Qatar Airways transported a volume of roughly 1.2 million tons in 2014. The carrier expects a growth of 25-30 percent this year.
Aside from North America, Asia is a very promising market for the carrier.
International cargo carriers are eyeing the projected creation of the ASEAN Economic Community (AEC) in Southeast Asia by the end of 2015, when this huge single market will dismantle tariffs and other barriers.
The prospect of what many believe could become the world's fourth largest economic entity has led many to position themselves or strengthen their already existing position in this attractive market.
In an interview with Daily Sabah, Ulrich Ogiermann, the chief cargo officer of Qatar Airways Cargo, sounded upbeat about the region which, he said, was a "very promising market inherent with strong growth potential." "It (AEC) is indeed a very promising market. If it remains liberal and non-protectionist, it will continue with its positive track record. Malaysia and Indonesia, in particular, are developing well. Vietnam is another important growth area where I see a lot of investments flowing, including from its competitor China. Vietnam is currently enjoying a considerable flow of investment as it experiences a surge in demand for its low-end products, particularly textiles and clothing," Ogiermann said.
The carrier is also optimistic about other players in the Asian continent. While North and Northeast Asia, particularly Japan, China and South Korea, were interesting regions for the carrier, India is also an important and attractive market for Qatar Airways Cargo. Turkish Cargo is also active in India.
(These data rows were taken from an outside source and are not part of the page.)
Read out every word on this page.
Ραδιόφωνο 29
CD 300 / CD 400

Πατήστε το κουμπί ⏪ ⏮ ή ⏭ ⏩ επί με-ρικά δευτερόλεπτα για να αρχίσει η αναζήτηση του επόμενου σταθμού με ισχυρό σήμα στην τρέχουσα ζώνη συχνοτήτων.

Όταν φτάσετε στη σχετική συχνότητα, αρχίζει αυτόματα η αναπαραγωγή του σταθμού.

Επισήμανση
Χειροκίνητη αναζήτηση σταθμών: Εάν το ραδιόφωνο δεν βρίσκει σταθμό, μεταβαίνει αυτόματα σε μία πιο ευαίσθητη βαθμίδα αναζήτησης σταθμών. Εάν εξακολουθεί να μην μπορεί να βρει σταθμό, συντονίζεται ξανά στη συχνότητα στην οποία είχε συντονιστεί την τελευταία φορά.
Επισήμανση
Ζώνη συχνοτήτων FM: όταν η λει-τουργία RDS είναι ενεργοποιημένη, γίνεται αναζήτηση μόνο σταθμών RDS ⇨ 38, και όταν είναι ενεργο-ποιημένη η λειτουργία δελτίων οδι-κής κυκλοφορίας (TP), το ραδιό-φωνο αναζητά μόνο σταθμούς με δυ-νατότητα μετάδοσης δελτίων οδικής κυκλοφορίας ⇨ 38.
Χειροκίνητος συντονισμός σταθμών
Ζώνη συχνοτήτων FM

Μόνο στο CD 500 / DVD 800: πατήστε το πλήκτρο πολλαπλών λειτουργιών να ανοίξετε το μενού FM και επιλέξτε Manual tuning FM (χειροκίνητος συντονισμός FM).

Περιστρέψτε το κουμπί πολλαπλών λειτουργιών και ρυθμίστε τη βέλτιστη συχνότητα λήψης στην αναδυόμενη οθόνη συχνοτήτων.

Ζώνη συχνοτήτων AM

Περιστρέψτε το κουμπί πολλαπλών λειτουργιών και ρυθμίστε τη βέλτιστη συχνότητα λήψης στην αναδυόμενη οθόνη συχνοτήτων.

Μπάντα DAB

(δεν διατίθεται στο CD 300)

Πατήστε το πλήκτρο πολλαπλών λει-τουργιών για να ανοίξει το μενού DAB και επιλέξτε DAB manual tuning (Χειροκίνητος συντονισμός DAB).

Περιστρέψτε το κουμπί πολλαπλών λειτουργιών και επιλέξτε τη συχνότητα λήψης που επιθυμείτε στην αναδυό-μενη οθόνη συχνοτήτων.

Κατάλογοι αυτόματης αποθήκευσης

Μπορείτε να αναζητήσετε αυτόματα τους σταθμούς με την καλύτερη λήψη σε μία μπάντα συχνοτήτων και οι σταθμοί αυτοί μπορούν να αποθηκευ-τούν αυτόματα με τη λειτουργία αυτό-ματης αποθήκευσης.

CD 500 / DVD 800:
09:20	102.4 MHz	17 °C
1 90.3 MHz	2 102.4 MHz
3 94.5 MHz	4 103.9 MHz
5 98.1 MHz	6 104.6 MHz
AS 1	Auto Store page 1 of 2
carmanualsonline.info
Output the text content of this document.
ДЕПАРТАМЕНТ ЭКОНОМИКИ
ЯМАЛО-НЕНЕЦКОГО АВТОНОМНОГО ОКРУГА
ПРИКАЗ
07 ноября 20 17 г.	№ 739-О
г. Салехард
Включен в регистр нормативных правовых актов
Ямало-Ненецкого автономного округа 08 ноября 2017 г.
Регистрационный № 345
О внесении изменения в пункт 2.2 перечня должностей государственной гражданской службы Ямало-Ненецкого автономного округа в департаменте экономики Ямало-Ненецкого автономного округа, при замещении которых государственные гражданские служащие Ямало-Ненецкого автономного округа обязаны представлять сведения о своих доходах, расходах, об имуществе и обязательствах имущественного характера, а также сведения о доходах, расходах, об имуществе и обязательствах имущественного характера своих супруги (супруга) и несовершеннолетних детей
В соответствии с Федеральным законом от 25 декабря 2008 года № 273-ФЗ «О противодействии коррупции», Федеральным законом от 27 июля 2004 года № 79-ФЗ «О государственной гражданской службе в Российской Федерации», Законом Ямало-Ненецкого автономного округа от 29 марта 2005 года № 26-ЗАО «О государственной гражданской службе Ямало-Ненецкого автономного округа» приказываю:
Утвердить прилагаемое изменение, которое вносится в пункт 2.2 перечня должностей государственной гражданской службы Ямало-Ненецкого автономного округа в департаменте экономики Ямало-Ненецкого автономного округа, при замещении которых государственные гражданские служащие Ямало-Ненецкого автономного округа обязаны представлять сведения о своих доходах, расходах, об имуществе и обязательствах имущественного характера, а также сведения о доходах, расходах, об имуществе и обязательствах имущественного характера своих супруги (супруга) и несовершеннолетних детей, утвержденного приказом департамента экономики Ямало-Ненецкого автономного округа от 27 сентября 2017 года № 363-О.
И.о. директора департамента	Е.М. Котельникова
"India's pharmaceutical industry has become an important export industry. Hyderabad, in particular, seems to have built up a reputation as Asia's pharma hub. We find the developments in India very encouraging," he observed. The cargo carrier operates an extensive service of all-cargo flights to several Indian cities, has added new specialty product services to its portfolio such as QR Pharma and QR Charter "which make our services increasingly appealing and relevant to our customers," as Ogiermann put it.
Meanwhile, Qatar Airways Cargo has made massive infrastructure investments: it has set up a $1 billion state-of-the-art cargo terminal. The cargo complex area stretches 292,000 square meters and has a 1.4 million-ton annual freight capacity and parking stands for 11 freighters.
The carrier's cargo terminal 2, with an 110,000-square-meter area and annual 3-million-ton cargo capacity, is expected to open in 2018, thus enhancing the total capacity of terminals 1 and 2 to 4.4 million tons. Airlines that do not invest in their cargo operations will continue to lose market share; indeed, one or two major carriers would bow out of the industry in the next five years, Al-Baker predicted.